Relationship of preoperative blood lymphocyte-to-monocyte ratio with the clinicopathological features and prognosis of penile cancer
10.16571/j.cnki.1008-8199.2019.02.008
- VernacularTitle: 阴茎癌患者术前淋巴细胞与单核细胞比值与临床病理特征及预后的相关研究
- Author:
Meng⁃zhen WANG
1
;
Bin FU
1
Author Information
1. Department of Urology, the First Affiliated Hospital of Nanchang University, Nanchang 330006, Jiangxi, China
- Publication Type:Journal Article
- Keywords:
penile cancer;
lymphocyte⁃to⁃monocyte ratio;
clinicopathological features;
prognostic value
- From:
Journal of Medical Postgraduates
2019;32(2):153-157
- CountryChina
- Language:Chinese
-
Abstract:
Objective This study aimed to investigate the relationship of the preoperative blood lymphocyte-to-monocyte ratio (LMR) with the clinicopathological features and prognosis of penile cancer.
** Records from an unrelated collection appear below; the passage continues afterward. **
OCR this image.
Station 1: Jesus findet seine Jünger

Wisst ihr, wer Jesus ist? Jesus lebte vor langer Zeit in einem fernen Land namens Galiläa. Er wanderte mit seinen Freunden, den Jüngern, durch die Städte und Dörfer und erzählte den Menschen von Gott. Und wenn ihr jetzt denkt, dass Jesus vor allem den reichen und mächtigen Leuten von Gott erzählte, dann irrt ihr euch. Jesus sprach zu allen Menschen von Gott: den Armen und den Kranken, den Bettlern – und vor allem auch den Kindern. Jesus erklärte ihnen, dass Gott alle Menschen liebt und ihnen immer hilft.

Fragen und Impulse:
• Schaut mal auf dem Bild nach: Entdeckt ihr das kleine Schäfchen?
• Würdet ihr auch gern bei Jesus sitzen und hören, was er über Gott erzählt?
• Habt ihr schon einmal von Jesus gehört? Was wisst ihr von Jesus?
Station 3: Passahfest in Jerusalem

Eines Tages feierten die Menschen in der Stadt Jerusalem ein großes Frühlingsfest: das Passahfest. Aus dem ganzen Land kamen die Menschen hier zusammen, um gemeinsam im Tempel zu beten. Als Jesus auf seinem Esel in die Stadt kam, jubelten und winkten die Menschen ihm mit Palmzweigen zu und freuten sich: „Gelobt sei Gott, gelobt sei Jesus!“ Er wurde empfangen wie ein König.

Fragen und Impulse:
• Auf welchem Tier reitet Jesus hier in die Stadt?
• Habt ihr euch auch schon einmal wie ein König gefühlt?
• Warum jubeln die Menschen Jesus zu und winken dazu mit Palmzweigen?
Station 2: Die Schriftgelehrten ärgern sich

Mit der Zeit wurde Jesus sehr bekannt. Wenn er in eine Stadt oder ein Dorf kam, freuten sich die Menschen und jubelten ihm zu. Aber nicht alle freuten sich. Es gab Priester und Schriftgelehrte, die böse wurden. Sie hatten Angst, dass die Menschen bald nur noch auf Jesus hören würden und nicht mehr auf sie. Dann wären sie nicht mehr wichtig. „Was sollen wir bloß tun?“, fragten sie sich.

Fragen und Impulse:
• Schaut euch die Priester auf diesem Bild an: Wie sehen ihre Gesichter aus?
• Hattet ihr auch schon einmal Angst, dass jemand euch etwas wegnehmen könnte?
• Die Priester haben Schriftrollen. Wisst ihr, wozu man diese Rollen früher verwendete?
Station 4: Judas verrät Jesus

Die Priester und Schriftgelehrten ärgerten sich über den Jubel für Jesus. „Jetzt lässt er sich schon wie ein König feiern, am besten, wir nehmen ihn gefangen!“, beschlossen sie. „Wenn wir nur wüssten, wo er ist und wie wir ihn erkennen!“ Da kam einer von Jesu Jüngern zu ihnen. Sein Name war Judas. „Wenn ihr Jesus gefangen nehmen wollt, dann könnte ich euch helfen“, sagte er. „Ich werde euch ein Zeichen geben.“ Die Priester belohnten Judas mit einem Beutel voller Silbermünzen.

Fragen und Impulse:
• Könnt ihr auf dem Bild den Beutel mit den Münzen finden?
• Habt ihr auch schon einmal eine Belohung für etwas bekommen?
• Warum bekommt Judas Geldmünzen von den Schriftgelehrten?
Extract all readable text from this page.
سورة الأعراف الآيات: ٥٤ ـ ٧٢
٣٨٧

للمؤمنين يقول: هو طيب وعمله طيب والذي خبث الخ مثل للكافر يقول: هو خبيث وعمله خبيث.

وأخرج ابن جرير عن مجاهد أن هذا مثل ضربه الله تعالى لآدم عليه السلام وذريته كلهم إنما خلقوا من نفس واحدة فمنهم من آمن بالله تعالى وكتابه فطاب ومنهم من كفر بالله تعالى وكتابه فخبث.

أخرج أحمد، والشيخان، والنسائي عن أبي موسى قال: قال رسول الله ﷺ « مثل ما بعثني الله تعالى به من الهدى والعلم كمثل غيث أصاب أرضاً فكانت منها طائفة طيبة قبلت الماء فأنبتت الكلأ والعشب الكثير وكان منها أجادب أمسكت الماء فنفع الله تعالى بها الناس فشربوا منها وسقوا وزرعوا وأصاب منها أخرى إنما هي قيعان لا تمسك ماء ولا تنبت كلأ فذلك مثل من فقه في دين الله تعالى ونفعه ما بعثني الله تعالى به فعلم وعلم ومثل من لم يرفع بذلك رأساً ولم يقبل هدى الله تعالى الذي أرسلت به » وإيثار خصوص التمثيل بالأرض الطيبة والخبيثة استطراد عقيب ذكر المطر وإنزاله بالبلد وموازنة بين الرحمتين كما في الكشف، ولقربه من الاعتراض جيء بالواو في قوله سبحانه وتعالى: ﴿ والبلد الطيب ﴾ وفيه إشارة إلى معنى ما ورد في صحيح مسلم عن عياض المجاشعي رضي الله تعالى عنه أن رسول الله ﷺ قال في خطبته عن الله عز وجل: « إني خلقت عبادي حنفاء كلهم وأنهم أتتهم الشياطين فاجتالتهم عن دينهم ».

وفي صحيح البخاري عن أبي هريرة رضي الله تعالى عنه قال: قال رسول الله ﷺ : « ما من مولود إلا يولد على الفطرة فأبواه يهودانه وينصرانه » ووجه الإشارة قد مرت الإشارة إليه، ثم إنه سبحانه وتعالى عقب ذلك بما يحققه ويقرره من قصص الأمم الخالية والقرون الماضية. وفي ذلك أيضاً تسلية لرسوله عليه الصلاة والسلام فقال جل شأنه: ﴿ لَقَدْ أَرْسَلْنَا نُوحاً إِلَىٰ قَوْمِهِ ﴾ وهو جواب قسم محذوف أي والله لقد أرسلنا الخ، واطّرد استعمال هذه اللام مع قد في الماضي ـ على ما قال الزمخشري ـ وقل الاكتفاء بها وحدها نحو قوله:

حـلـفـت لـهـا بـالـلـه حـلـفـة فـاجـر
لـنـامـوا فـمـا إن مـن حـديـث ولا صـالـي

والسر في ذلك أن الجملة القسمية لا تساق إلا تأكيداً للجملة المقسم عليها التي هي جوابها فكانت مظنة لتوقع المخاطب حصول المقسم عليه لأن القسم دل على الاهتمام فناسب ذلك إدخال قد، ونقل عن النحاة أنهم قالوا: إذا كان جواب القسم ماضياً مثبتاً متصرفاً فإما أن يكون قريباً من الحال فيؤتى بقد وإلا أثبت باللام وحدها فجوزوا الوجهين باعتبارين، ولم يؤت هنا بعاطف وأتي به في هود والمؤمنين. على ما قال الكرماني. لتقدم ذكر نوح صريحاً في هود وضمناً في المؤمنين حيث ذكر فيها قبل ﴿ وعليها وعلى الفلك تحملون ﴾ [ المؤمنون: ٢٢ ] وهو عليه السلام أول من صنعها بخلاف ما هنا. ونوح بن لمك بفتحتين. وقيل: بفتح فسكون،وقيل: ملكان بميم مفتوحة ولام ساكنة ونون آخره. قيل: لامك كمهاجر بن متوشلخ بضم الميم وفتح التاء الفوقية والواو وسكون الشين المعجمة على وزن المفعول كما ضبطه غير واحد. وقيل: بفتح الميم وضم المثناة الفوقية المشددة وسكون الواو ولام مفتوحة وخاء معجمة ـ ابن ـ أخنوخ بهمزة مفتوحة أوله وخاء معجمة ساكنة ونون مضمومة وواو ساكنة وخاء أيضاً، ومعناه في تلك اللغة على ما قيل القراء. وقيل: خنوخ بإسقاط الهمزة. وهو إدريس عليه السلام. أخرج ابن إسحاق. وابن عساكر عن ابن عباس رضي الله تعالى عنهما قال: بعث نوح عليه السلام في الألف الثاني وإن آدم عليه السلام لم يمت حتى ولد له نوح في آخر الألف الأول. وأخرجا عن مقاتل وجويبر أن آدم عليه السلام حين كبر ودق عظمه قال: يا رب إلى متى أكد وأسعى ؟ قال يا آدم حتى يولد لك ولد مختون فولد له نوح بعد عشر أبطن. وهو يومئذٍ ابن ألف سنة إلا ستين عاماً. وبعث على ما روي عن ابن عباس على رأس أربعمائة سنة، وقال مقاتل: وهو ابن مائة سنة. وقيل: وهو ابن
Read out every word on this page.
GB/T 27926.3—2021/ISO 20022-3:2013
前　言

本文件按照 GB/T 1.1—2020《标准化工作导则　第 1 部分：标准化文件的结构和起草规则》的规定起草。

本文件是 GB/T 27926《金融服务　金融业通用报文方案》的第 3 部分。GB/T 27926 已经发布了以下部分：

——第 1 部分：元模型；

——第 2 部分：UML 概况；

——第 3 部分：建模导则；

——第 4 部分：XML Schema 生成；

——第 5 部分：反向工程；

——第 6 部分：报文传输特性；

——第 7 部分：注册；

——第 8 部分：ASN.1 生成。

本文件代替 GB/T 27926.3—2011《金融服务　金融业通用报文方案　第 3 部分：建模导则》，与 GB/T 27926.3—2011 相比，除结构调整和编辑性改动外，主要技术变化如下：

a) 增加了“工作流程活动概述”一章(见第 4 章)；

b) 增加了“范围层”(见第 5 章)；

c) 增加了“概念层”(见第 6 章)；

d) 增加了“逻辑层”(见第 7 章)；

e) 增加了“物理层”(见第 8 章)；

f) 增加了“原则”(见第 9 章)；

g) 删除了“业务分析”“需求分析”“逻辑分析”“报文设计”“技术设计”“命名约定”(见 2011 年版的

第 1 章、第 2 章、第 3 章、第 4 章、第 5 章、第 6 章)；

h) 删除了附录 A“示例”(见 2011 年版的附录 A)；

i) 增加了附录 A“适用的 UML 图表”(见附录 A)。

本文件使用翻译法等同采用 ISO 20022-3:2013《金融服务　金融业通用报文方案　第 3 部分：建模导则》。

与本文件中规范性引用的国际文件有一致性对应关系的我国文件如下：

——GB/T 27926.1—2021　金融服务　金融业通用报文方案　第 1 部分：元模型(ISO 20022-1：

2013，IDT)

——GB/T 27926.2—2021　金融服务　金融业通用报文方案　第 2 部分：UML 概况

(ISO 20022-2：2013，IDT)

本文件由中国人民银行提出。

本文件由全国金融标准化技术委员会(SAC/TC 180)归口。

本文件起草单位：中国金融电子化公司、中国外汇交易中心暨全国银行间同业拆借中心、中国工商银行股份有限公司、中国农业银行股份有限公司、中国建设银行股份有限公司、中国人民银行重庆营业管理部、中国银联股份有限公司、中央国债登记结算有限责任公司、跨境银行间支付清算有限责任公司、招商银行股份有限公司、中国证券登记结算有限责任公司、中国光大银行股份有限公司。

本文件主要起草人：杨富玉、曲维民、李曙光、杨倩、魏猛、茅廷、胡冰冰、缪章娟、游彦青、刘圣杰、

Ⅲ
Methods We collected the clinicopathological data on 44 cases of penile cancer treated by surgery in our hospital between January 2000 and January 2018. Based on the preoperative LMR, we divided the patients into a low-LMR (LMR < 3.4, n=21) and a high-LMR group (LMR ≥ 3.4, n=23), compared the clinicopathological features between the two groups of patients, performed log-rank univariate analysis on the prognostic factors, and investigated the independent risk factors affecting the prognosis using the Kaplan-Meier survival curve and COX regression model. Results Log-rank univariate analysis revealed that the tumor diameter, cell grade and LMR were the risk factors affecting the recurrence-free survival (RFS) (P<0.05) and that postoperative lymph node metastasis, invasion of nerves and LMR were those affecting the overall survival (OS) of the penile cancer patients (P<0.05). The median RFS was significantly longer in the high-LMR than in the low-LMR group (26 vs 7 months, P=0.010), and so was the median OS (73 vs 29 months, P=0.045). COX multivariate survival analysis showed preoperative LMR to be the risk factor affecting RFS and OS of the patients (P < 0.05). The tumor recurrence rate was significantly lower (HR = 0.398, 95% CI: 0.174-0.909) and the OS rate markedly higher (HR = 0.428, 95% CI: 0.185-0.994) in the high-LMR than in the low-LMR group. Conclusion Penile cancer patients with a higher LMR have longer RFS and OS and are less susceptible to tumor invasion of the nerves. Preoperative LMR plays a valuable role in predicting the postoperative survival of penile cancer patients.